清境農場,這名字實在取得太好了!因為“清境”不僅是清靜,同時是清新,而“清”,豈不就是一種“境”界?
到達這個霧社與合歡山之間的清境農場,已是入暮時分了。
斜陽把山巒的稜線深深地雕塑出來,山谷中幾抹停雲,也染上了一分淡儲。倏地山風起了,停雲開始移動,一下子躲進了山凹,消匿了形跡;也有兩朵撞在山的稜線上,抽成絲絲縷縷,在斜光中閃動。
冬雲與夏雲畢竟不同,冬雲沉重,而夏雲飛,這大概主要是受日照和氣溫的影響,冬天沒有足夠的勢力,引發山谷中的水氣,所以難能蔚成雲海。但是看那幾朵孤獨的雲,各不相睬地流浪;看那清明開闊的山谷,無遮掩地呈現,不更有一種豁達嗎?

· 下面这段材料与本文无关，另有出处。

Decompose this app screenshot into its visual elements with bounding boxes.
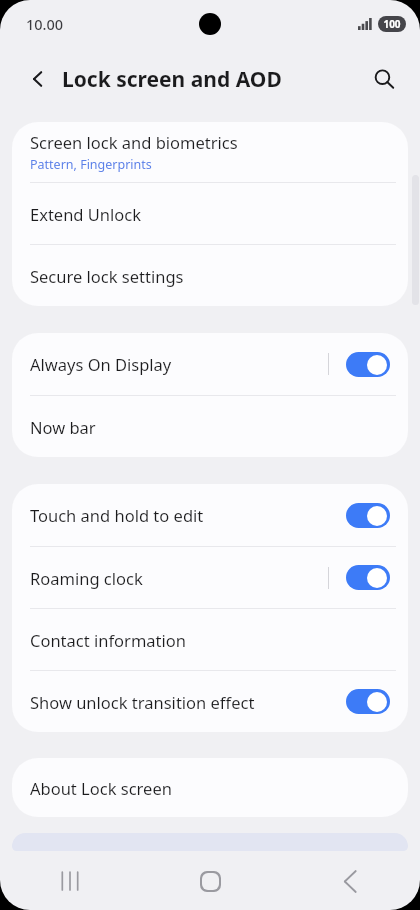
- staticText: Touch and hold to edit: [30, 504, 204, 526]
- button[interactable]: Back: [280, 852, 420, 910]
- staticText: Screen lock and biometrics: [30, 131, 238, 153]
- button[interactable]: Touch and hold to edit: [346, 503, 390, 528]
- button[interactable]: Secure lock settings: [12, 245, 408, 306]
- staticText: Extend Unlock: [30, 203, 142, 225]
- staticText: Contact information: [30, 629, 186, 651]
- staticText: 10.00: [26, 14, 64, 34]
- button[interactable]: Contact information: [12, 609, 408, 670]
- staticText: Always On Display: [30, 353, 172, 375]
- button[interactable]: Roaming clock: [12, 547, 408, 608]
- button[interactable]: Recent apps: [0, 852, 140, 910]
- staticText: Show unlock transition effect: [30, 691, 255, 713]
- button[interactable]: Always On Display: [346, 352, 390, 377]
- button[interactable]: Always On Display: [12, 333, 408, 395]
- button[interactable]: Extend Unlock: [12, 183, 408, 244]
- button[interactable]: Touch and hold to edit: [12, 484, 408, 546]
- button[interactable]: Show unlock transition effect: [346, 689, 390, 714]
- button[interactable]: Show unlock transition effect: [12, 671, 408, 732]
- staticText: Secure lock settings: [30, 265, 184, 287]
- button[interactable]: Back: [18, 59, 58, 99]
- staticText: Pattern, Fingerprints: [30, 156, 152, 173]
- staticText: Lock screen and AOD: [62, 65, 282, 94]
- staticText: Now bar: [30, 416, 96, 438]
- button[interactable]: Search: [364, 59, 404, 99]
- staticText: 100: [383, 17, 401, 31]
- staticText: About Lock screen: [30, 777, 172, 799]
- button[interactable]: Roaming clock: [346, 565, 390, 590]
- button[interactable]: About Lock screen: [12, 758, 408, 817]
- button[interactable]: Now bar: [12, 396, 408, 457]
- staticText: Roaming clock: [30, 567, 143, 589]
- button[interactable]: Screen lock and biometrics: [12, 122, 408, 182]
- button[interactable]: Home: [140, 852, 280, 910]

“眾鳥高飛盡,孤雲獨去閒,相看兩不厭,只有敬亭山。”
李白所描寫的,必定就是這麼一個暮冬初春的山景。人與山靜靜地相對,亭亭而立,敬穆無聲,這當中有多少萬化的溝通與心靈的契合?還有那對於大自然的尊敬與愛戀。
夜宿清境國民賓館,那是一棟面對群山的黃瓦白牆的建築,形式並非規則的四合院,卻高低間次地夾著一個花木扶疏的小天井,行在其中,除了走廊上光滑得近於危險的鋪地瓷磚,倒有一種高低穿梭的樓臺之美。
晚餐後,我獨自走上面山一側的陽臺,隔著樸拙的圓木欄於,由山谷中正斜斜地飄上一股沁人的寒。那寒是帶著一種抽象的藍色的,冷冽透明,如同溪水,那種清澈而毫無雜質的溪水。

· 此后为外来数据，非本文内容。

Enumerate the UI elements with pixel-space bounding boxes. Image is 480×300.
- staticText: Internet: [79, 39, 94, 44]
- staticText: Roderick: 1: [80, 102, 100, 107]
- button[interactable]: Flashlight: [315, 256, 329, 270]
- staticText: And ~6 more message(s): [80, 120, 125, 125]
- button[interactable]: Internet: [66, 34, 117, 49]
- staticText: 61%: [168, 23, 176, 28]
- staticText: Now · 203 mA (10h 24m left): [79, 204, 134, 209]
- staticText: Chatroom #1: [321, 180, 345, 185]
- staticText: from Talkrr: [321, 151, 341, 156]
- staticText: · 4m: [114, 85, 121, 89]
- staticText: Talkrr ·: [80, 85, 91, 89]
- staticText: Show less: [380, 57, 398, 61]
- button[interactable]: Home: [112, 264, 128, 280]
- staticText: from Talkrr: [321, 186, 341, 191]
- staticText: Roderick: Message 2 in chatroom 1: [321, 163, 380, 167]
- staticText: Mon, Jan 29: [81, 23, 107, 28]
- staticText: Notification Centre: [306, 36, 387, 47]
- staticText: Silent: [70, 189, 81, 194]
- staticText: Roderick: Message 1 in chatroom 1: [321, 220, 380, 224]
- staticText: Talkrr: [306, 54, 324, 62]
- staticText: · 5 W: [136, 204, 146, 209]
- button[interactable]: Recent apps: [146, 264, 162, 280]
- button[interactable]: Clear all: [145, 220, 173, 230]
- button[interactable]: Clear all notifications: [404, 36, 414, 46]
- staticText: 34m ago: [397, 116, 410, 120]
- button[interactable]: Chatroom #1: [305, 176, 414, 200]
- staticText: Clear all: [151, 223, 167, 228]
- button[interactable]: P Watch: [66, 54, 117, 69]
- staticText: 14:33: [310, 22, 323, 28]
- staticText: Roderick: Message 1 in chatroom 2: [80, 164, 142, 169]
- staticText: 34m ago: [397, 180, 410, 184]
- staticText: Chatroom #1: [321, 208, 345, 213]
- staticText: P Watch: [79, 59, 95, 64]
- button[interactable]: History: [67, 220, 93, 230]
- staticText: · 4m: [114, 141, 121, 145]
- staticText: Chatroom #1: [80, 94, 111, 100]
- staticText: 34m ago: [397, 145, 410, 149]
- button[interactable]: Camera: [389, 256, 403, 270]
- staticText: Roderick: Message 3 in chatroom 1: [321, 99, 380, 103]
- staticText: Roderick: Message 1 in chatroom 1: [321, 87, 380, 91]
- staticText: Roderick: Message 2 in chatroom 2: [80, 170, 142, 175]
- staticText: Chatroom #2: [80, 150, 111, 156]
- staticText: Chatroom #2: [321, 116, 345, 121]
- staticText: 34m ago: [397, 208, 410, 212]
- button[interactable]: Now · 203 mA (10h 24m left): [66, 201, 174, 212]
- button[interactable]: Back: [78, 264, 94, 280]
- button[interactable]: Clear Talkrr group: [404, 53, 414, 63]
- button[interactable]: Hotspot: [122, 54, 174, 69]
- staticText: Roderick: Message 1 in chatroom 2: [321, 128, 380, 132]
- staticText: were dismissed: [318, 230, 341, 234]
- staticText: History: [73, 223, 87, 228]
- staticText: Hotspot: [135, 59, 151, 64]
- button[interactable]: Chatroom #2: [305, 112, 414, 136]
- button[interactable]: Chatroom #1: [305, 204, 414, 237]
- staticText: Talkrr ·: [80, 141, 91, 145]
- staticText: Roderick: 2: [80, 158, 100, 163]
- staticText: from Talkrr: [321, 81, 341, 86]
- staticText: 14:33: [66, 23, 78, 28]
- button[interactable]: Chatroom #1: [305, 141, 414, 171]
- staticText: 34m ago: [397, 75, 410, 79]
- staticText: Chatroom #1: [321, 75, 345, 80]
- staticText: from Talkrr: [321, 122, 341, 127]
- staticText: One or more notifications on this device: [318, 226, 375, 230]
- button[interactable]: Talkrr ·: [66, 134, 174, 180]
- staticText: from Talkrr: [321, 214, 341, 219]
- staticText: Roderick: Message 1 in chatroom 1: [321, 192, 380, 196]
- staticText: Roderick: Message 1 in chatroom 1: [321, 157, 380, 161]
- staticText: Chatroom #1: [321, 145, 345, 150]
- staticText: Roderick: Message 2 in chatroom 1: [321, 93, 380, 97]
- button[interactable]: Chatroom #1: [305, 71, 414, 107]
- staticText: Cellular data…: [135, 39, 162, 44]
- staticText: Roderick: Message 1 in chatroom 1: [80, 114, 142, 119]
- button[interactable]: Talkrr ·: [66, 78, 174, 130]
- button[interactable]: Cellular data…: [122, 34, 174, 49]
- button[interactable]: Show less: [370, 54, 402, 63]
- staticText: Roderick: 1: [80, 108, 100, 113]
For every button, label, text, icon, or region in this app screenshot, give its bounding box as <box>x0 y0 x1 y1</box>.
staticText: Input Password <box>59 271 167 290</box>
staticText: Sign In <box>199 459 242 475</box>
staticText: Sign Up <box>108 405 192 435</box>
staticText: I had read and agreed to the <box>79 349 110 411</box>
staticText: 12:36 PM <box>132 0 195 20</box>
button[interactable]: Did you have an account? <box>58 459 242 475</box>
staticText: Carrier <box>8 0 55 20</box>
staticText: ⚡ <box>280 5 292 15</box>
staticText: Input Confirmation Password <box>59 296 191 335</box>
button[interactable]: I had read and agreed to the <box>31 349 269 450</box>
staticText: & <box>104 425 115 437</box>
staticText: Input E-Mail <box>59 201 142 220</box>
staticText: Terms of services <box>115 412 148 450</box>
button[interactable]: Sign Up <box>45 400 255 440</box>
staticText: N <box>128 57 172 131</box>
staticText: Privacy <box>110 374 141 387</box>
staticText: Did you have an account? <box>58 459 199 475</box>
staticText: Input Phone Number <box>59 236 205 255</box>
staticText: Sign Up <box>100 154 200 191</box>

眾山無語,以一種摺疊的黑色,橫過我的眼前,那是一種墨黑,但是屬於硯池中的墨,黑得流動而光燦,且在那黑中,彷彿能見到一抹霧白,只是亦非白,但感覺隔了一層,或正是夜嵐吧!也可能是山村人家的燈火,由谷中映上,在空氣中回折,所產生的柔美,卻又若有似無的感覺。
不見月的蹤影,仰首穹蒼,只覺一片湛然,待瞬間,眼睛將焦點從遠處山陵的距離,調到無限……。

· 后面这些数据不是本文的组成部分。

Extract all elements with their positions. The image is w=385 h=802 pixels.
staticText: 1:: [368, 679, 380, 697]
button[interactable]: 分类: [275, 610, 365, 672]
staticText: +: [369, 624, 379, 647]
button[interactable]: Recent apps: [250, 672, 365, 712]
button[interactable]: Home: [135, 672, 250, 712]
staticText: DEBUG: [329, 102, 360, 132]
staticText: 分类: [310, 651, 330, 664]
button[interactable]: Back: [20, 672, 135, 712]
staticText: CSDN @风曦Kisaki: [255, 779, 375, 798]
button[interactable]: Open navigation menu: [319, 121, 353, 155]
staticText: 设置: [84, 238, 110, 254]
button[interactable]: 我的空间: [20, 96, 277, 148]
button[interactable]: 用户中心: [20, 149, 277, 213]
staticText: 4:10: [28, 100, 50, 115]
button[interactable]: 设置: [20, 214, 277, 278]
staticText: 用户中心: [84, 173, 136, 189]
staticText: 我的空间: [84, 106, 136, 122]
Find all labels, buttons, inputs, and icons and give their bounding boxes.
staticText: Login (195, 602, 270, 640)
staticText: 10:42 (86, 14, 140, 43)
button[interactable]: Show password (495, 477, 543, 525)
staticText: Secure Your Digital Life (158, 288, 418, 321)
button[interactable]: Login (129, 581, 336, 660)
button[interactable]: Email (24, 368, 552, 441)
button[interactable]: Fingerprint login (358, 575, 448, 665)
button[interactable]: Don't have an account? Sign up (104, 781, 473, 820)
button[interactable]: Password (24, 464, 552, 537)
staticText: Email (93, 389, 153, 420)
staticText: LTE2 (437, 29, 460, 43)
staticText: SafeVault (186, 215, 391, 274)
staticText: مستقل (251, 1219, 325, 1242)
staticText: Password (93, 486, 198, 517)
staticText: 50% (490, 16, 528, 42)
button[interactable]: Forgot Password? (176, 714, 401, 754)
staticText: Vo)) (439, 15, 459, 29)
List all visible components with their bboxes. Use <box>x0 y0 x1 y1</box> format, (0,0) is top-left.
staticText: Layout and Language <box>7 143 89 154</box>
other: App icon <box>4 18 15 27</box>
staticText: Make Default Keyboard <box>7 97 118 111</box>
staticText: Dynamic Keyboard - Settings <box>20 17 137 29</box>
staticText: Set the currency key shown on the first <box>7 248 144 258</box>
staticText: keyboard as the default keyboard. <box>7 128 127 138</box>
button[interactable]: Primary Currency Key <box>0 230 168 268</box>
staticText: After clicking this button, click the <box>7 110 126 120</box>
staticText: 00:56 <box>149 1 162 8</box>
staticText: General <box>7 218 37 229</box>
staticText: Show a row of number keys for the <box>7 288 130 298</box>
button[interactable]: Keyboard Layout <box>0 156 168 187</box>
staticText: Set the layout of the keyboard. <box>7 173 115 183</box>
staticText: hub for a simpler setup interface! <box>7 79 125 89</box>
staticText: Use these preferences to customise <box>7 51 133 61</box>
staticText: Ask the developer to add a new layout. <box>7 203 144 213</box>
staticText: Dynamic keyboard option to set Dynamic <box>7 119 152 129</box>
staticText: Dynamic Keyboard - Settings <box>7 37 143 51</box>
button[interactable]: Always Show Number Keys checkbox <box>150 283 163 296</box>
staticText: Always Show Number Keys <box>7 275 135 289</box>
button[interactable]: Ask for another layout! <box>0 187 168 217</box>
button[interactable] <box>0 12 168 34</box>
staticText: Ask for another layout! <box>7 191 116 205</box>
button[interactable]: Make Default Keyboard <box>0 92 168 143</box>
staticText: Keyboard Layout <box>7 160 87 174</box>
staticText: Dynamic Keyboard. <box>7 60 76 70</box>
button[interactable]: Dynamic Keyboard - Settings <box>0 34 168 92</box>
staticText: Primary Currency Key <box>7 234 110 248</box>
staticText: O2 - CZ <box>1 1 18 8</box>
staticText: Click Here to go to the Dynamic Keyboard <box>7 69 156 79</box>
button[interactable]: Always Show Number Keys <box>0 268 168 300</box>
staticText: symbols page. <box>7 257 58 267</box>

我震動了!多年來難有的震撼,從心底、從眼底,從整個胸膛之間,以一種
無聲的詠歡。一種哭號前的深深呼吸、摒息與崩潰……
我看到了一個無比壯觀的——星海。
彷彿是千點、萬點、憶兆點閃動的碎琉璃,從四面八方湧來,又像是要迎頭地墜下。不知是不是因為仰首,我只覺得自己被團團地包圍,滿目星子,竟不知天地左右,好似全身都投入一流星河,滾啊滾地,進入那冥冥的無際。